(ORDO NEWS) — The method used is rather specific, and it is unclear whether it can be replicated en masse. Researchers hope that they will be able to treat fifty people a year this way.
The human immunodeficiency virus is a normally incurable disease. This happens because it specializes in reproducing inside the cells of the immune system, which usually fights the virus. As a result, the body does not have the means to fight the pathogen.
There is a small number of native Europeans (about 1% of their number) who practically do not become infected with HIV – due to the fact that, due to a rare mutation in this 1%, it cannot attach to their cells.
But if a person does not have this mutation and he becomes infected, he will not be cured normally: he will have to take medicines all his life that reduce the number of virus units in the blood to values when AIDS does not develop.
The HIV virus (highlighted in green is separated from a previously HIV-infected cell of the human immune system). The original image of the electron microscope was black and white, colors added for clarity / © Wikimedia Commons
But occasionally the situation can be reversed. First, two people recovered from HIV spontaneously, without medication. How exactly is still not clear, but doctors suspect that they have some unusual mutations.
Secondly, in three cases, people who were not treated for it at all got rid of HIV. They had leukemia (when the body has a deficiency of leukocytes, white blood cells), and in order to overcome it, doctors transplanted bone marrow stem cells into patients, which are responsible for the production of white blood cells.
The stem cell donors were people with a mutation of one of the receptors on the surface of human cells – CCR5-Δ32. It is she who protects 1% of native Europeans from HIV infection. Leukocytes are part of the immune system, and, apparently, being unable to hit them, HIV disappeared from the human body.
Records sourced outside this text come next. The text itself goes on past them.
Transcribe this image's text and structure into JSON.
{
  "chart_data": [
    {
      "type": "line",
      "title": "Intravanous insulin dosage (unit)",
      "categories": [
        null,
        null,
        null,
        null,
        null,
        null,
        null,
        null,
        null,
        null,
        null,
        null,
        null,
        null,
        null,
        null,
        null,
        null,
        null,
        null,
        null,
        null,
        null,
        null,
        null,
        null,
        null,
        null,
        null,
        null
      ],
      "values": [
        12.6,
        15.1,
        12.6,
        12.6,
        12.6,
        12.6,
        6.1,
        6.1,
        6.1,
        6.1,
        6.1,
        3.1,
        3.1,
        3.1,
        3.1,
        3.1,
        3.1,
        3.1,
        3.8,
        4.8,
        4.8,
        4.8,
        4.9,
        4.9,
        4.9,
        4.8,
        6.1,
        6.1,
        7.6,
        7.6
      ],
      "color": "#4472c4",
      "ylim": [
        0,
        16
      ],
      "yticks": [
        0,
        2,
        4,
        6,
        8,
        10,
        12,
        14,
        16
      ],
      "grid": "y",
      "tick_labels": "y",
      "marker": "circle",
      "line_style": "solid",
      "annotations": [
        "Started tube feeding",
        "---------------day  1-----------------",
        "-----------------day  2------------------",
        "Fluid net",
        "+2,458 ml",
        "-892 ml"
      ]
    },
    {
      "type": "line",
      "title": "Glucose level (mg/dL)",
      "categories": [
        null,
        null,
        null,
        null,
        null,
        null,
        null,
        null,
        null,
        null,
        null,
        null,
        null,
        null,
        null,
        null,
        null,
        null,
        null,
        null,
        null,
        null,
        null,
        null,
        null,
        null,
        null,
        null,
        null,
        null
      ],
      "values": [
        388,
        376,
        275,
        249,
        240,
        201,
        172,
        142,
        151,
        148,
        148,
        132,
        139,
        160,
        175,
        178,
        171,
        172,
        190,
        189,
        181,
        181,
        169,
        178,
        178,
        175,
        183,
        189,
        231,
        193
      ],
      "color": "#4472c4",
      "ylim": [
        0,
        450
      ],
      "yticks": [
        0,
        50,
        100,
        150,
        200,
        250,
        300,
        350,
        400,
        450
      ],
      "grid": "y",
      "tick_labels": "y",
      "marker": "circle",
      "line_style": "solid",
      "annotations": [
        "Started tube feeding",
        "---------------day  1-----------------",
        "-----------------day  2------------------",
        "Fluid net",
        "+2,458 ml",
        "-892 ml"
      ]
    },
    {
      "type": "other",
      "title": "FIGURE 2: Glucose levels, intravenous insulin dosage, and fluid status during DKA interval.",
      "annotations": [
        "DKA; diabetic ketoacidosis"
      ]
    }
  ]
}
Human blood cells under a microscope. “Shaggy” are leukocytes, with a hollow in the center – erythrocytes. / ©Wikimedia Commons
Now American doctors have announced a fourth case of a cure for the virus. This time we are talking about an American woman who received not only a bone marrow stem cell transplant, but also cord blood from a donor with a similar mutation.
Cord blood, as you might guess, remains in the placenta and cord vein after the baby is born. It contains stem cells, and the selection for donor compatibility in the case of cord blood is less strict than when choosing another source of stem cells: the risk of rejection in the case of cord blood is lower.
The operation itself to transplant stem cells from an adult donor (as well as cord blood transfusion) was carried out back in 2017.
However, doctors first waited for the signs of leukemia to disappear (with a deficiency of leukocytes, it is dangerous to stop taking HIV-suppressing drugs). They then stopped their anti-HIV therapy and waited 14 months to make sure the virus didn’t start replicating. Only now they are more or less sure of the complete cure of the woman.
It should be noted that the method of treatment using both stem cells and umbilical cord blood is rather complicated, requires the search for donors and involves a complex operation. So don’t expect it to be massive. One of the doctors behind the cure notes that in the United States, even in the future, about 50 people a year will use such therapy.
In theory, it is possible to organize a cure for HIV with the help of stem cells for people without leukemia. But such a process can be massive only after we learn how to stably reproduce stem cells with the necessary parameters, from which science is still very far away.